Bloomsbury India I 196pp I PB I Rs. 359

A Tamil Month

Tamil Nadu – where there are more temples than pharmacies, where the language is older than Sanskrit, where atheists have ruled for half a century provided they were atheists from the right caste. Tamil Nadu, where the young population is ripe for a revolution.

At least this is what Nanban thinks, coming from the hub of Mumbai and well-versed in its Machiavellian political ways, he plans to shake things up. His meeting with Veerappan Gounder, who took a bit hit in the last election, seems like his chance to challenge the Tamil status quo. Together they embark on a campaign where no ideal is too high and no action too dastardly to get what Nanban wants – but at what price.

V Sanjay Kumar weaves a political thriller as compelling as it is incisive, about the human factor and the vested interests that spark change and about an Indian state which is older than time and just as stubborn.

Bloomsbury India I 273pp I PB I Rs. 599

The Third Squad

Karan is an expert sharpshooter who never misses his mark. He belongs to a police hit squad formed to only commit encounter killings. All members of this squad fall somewhere along the autism spectrum.

Karan, who has been diagnosed with mild Asperger’s syndrome, is notorious for his ruthless precision and efficiency in carrying out these assassinations. But gradually even his impenetrable façade begins to crack. He has a difficult choice to make: should he continue to blindly follow orders from his superiors, regardless of their moral standing, or should he take matters into his own hands and do what he believes to be right?

Juggernaut I 294pp I HB I Rs. 399

Virgin Gingelly

I hope to be remembered in this street, amongst the lame, as the husband of the one with amorous thoughts and sexy legs.

‘There used to be a writer here in this empty house,’ they will say. ‘He had a porous mind.’

A stubborn writer struggles with his stories in a city that has been encroached. The last bastion is an urban agraharam near Mylapore where a bunch of misfits perform a strange kutcheri. Among these are existential street dogs, short-changed lovers, disgruntled housewives, runaways with bombs, veshti-wearing elders, and nihilist teenagers coming to terms with their sexuality.

With a singular desire to escape, these characters visit each other’s stories creating a layered narrative of loss and ennui. In language both gritty and humourous, and often surprisingly poetic, V Sanjay Kumar’s narrative, set in modern middle-class, housing-cooperative Chennai, tackles the simple conundrum of being and belonging.

Bloomsbury India I 196pp I PB I Rs. 359

Artist, Undone

'I can see where you are going.

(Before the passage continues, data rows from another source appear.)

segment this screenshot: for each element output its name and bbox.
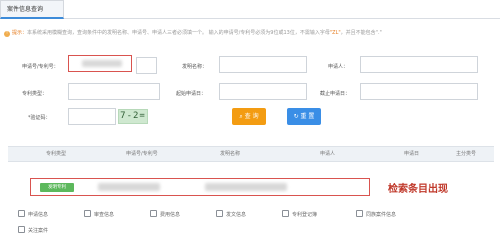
action-exam-info[interactable]: 审查信息 <box>84 209 114 221</box>
reset-icon: ↻ <box>293 113 301 120</box>
column-header: 申请日 <box>404 151 420 157</box>
result-app-no-redacted <box>98 183 160 191</box>
action-register[interactable]: 专利登记簿 <box>282 209 317 221</box>
app-no-value-redacted <box>82 60 122 67</box>
document-icon <box>18 210 25 217</box>
action-bar: 申请信息 审查信息 费用信息 发文信息 专利登记簿 同族案件信息 关注案件 <box>10 209 490 234</box>
invention-name-label: 发明名称： <box>182 64 208 70</box>
warning-icon: ! <box>4 31 10 37</box>
result-name-redacted <box>205 183 287 191</box>
start-date-input[interactable] <box>219 83 307 100</box>
invention-name-input[interactable] <box>219 56 307 73</box>
patent-type-badge: 发明专利 <box>40 183 74 192</box>
column-header: 主分类号 <box>456 151 477 157</box>
family-icon <box>356 210 363 217</box>
notice-text: 本系统采用模糊查询，查询条件中的发明名称、申请号、申请人三者必须填一个。 输入的… <box>27 30 330 36</box>
tab-bar <box>0 0 500 19</box>
action-dispatch-info[interactable]: 发文信息 <box>216 209 246 221</box>
star-icon <box>18 226 25 233</box>
patent-type-label: 专利类型： <box>22 91 48 97</box>
column-header: 申请号/专利号 <box>126 151 158 157</box>
reset-button[interactable]: ↻ 重 置 <box>287 108 321 125</box>
notice-highlight: "ZL" <box>329 30 341 36</box>
captcha-label: *验证码： <box>28 115 51 121</box>
column-header: 申请人 <box>320 151 336 157</box>
tab-case-query[interactable]: 案件信息查询 <box>0 0 64 19</box>
mail-icon <box>216 210 223 217</box>
result-row[interactable] <box>30 178 370 196</box>
app-no-extra-input[interactable] <box>136 57 157 74</box>
column-header: 发明名称 <box>220 151 241 157</box>
captcha-input[interactable] <box>68 108 116 125</box>
action-follow-case[interactable]: 关注案件 <box>18 225 48 237</box>
reset-button-label: 重 置 <box>300 113 315 120</box>
results-table-header: 专利类型 申请号/专利号 发明名称 申请人 申请日 主分类号 <box>8 146 494 162</box>
action-app-info[interactable]: 申请信息 <box>18 209 48 221</box>
action-fee-info[interactable]: 费用信息 <box>150 209 180 221</box>
action-family-info[interactable]: 同族案件信息 <box>356 209 396 221</box>
applicant-label: 申请人： <box>328 64 349 70</box>
column-header: 专利类型 <box>46 151 67 157</box>
end-date-input[interactable] <box>360 83 478 100</box>
search-button[interactable]: ⌕ 查 询 <box>232 108 266 125</box>
applicant-input[interactable] <box>360 56 478 73</box>
clipboard-icon <box>84 210 91 217</box>
patent-type-select[interactable] <box>68 83 160 100</box>
search-button-label: 查 询 <box>244 113 259 120</box>
start-date-label: 起始申请日： <box>176 91 207 97</box>
annotation-text: 检索条目出现 <box>388 184 448 195</box>
captcha-image[interactable]: 7-2= <box>118 109 148 124</box>
receipt-icon <box>150 210 157 217</box>
notice-bar: ! 提示：本系统采用模糊查询，查询条件中的发明名称、申请号、申请人三者必须填一个。… <box>4 29 494 39</box>
notice-label: 提示： <box>12 30 28 36</box>
book-icon <box>282 210 289 217</box>
notice-text-tail: ，并且不能包含"." <box>340 30 382 36</box>
end-date-label: 截止申请日： <box>320 91 351 97</box>
app-no-label: 申请号/专利号： <box>22 64 59 70</box>
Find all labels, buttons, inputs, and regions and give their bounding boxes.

Up shit creek...with a paddle.' He was right. That is where I was going. It was the kind of thing that my analyst had always warned me against: 'You are at an inflexion point, in a mood to do the irrational and the irreverent.' He forgot irreversible.

Harsh Sinha - 'Fat, F**ked and Forty' - is so moved by a painting bearing this name and a compelling likeness to him, that he spends a large chunk of his life's savings on it. Announcing a year-long sabbatical from his advertising job in Mumbai, he returns to Chennai to his wife and daughter, determined to spend quality time with them. Sadly, his wife Gayathri no longer wants him; she is more interested in the artist next door. The artist, Newton Kumaraswamy, is an inveterate womanizer and a famous thief - his every work an ode to that acknowledged master, Francis Newton Souza. With no job to turn to, and no family to lean on, Harsh returns to Mumbai to let himself freefall further into the seductive world of contemporary Indian art and artists... Sharp, rough, and written with biting candour, Artist, Undone is a beguiling narrative of one man's understanding of the creation, the commerce and the critiquing of contemporary art. It is also a montage of lives changed - mauled, redefined and occasionally redeemed - by it.